4. L'adolescence est, par excellence, la période de la vie en laquelle la sexualité est un problème manifeste.

    La maturation génitale conduit l'adolescent à chercher des voies de satisfactions sexuelles dans des partenaires du même âge, à l'extérieur du cercle familial, donc en terra incognita. Cette satisfaction implique alors la mise à nu de son corps qui est encore mal accepté parce que tout juste métamorphosé.
    Or justement, par sa nature propre, la pulsion sexuelle pousse vers une confiance totale en l'autre.
    Il y a donc, au moins, pour l'adolescent, l'angoisse de mettre en jeu dans la relation sexuelle, son individualité peu assurée.

5. Il est vain de vouloir prévenir les comportements sexuels à risque chez les jeunes en essayant de les amener au "réflexe préservatif".

    Il apparaît que l'idée de "réflexe préservatif" est incompatible avec l'acte sexuel accompli, c'est-à-dire qui implique l'individu comme totalité. En effet il signifierait l'abandon de l'attention consciente dans un moment très chargé de signification de la relation amoureuse.
    Certes, il peut y avoir un comportement sexuel réifié, devenu une simple satisfaction hygiénique d'un besoin physiologique ou d'un désir compulsif prédéterminé fantasmatiquement, et en cela pouvant intégrer tous les comportements réflexes que l'on veut. Mais faisons appel à l'expérience de chacun : ce ne sont pas de tels comportements qui vont servir de référence pour nous indiquer ce que peut être la satisfaction sexuelle !
    Il est en tous cas certain que ces comportements ne peuvent concerner les premières expériences sexuelles, lesquelles, par l'enjeu qu'elles représentent pour eux, sont pleinement investies par les adolescents.

    Mettre un préservatif, pour un adolescent, ne peut en aucun cas être un comportement réflexe, d'autant plus qu'il s'inscrit à contre-courant de la pulsion sexuelle qui veut la confiance totale.
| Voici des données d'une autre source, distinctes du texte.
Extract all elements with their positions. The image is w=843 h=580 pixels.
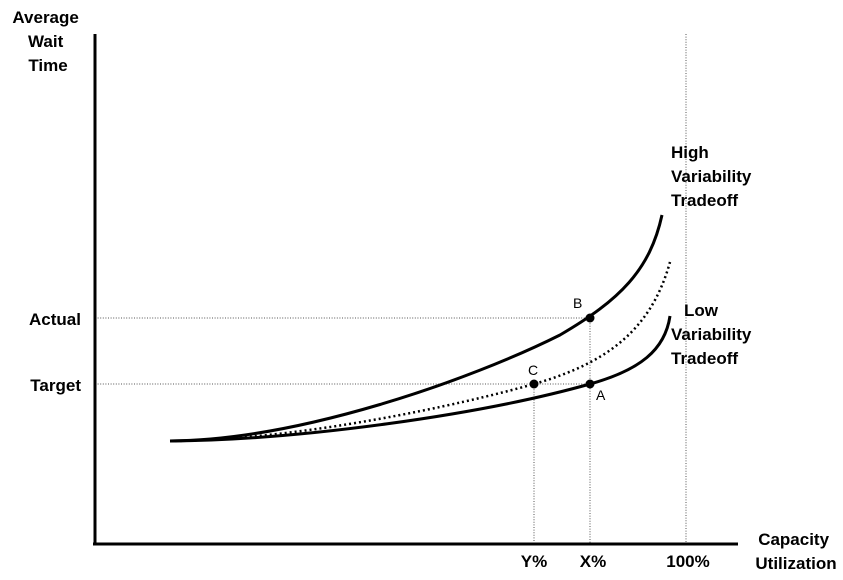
high-label-line-3: Tradeoff [671, 191, 738, 210]
tick-target: Target [30, 376, 81, 395]
y-axis-label: Average Wait Time [12, 8, 83, 75]
high-label-line-2: Variability [671, 167, 752, 186]
high-variability-label: High Variability Tradeoff [671, 143, 756, 210]
x-axis-label: Capacity Utilization [755, 530, 836, 573]
point-b-label: B [573, 295, 582, 311]
point-c-label: C [528, 362, 538, 378]
x-axis-label-line-2: Utilization [755, 554, 836, 573]
intermediate-dotted-curve [169, 261, 672, 443]
point-b-marker [585, 313, 595, 323]
y-axis-label-line-3: Time [28, 56, 67, 75]
high-label-line-1: High [671, 143, 709, 162]
point-c-marker [529, 379, 539, 389]
tick-hundred-pct: 100% [666, 552, 709, 571]
tick-y-pct: Y% [521, 552, 547, 571]
low-variability-label: Low Variability Tradeoff [671, 301, 756, 368]
low-label-line-2: Variability [671, 325, 752, 344]
x-axis-label-line-1: Capacity [758, 530, 829, 549]
high-variability-curve [169, 214, 664, 443]
low-label-line-1: Low [684, 301, 719, 320]
y-axis-label-line-1: Average [12, 8, 78, 27]
point-a-label: A [596, 387, 606, 403]
low-label-line-3: Tradeoff [671, 349, 738, 368]
tick-x-pct: X% [580, 552, 606, 571]
y-axis-label-line-2: Wait [28, 32, 64, 51]
low-variability-curve [169, 315, 672, 443]
point-a-marker [585, 379, 595, 389]
tick-actual: Actual [29, 310, 81, 329]
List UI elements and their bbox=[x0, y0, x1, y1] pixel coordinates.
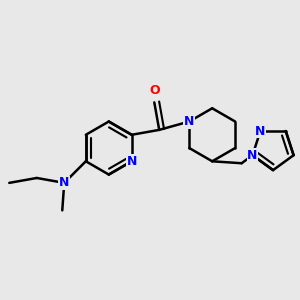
Text: O: O bbox=[149, 84, 160, 97]
Text: N: N bbox=[247, 149, 258, 162]
Text: N: N bbox=[59, 176, 69, 189]
Text: N: N bbox=[184, 115, 194, 128]
Text: N: N bbox=[255, 124, 266, 138]
Text: N: N bbox=[127, 155, 137, 168]
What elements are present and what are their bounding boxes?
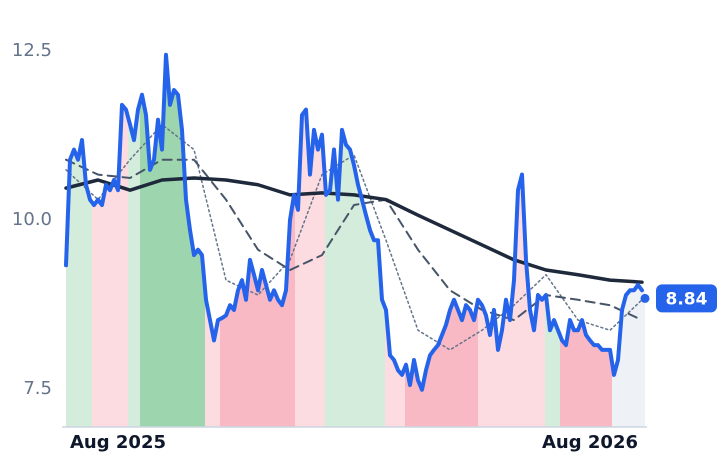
series-line — [64, 176, 644, 284]
band — [612, 284, 645, 427]
y-tick-label: 7.5 — [23, 378, 52, 399]
bands — [66, 54, 645, 427]
last-value-badge — [656, 284, 717, 313]
band — [66, 140, 92, 427]
band — [478, 174, 545, 427]
x-tick-label: Aug 2026 — [542, 432, 638, 453]
band — [220, 194, 295, 427]
band — [325, 129, 385, 427]
band — [405, 299, 478, 427]
x-tick-label: Aug 2025 — [70, 432, 166, 453]
last-value-label: 8.84 — [666, 289, 708, 309]
y-tick-label: 10.0 — [12, 209, 52, 230]
lines — [64, 52, 650, 392]
y-tick-label: 12.5 — [12, 40, 52, 61]
series-line — [64, 52, 644, 392]
last-value-dot — [640, 293, 650, 303]
band — [128, 102, 140, 427]
band — [295, 109, 325, 427]
labels: 7.5 10.0 12.5 Aug 2025 Aug 2026 8.84 — [12, 40, 717, 453]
6. Il faut accepter l'idée que dans la prévention contre le sida, il n'y a pas de solution toute faite, qu'il y a par contre un certain coût au niveau de la sexualité humaine, et que c'est à chacun de trouver sa solution, librement, par réflexion.

    La prévention du sida complique singulièrement le problème essentiel des adolescents qui est la découverte et la maîtrise (toujours relative) de la sexualité génitale.
    Si l'on comprend cela, on peut éviter de lui proposer des solutions irréalistes, et lui offrir ce qu'il attend des adultes : une sensibilité à ses problèmes réels et donc une écoute et un soutien sympathique (au sens étymologique : "souffrir avec" ; parce qu'on a été soi-même adolescent et confronté à ces problèmes) qui lui permette de développer une réflexion nécessaire pour parvenir à cette maîtrise.
    Cette exigence de réflexion est d'autant plus nécessaire :

  • que la nécessité de se protéger contre une éventuelle contamination virale HIV démultiplie la difficulté de la relation au partenaire ;
  • que dans nos sociétés occidentales ou occidentalisées la situation est singulièrement aggravée par une vision illusoire de la sexualité induite par le bain d'images réductrices auxquelles tout un chacun est soumis.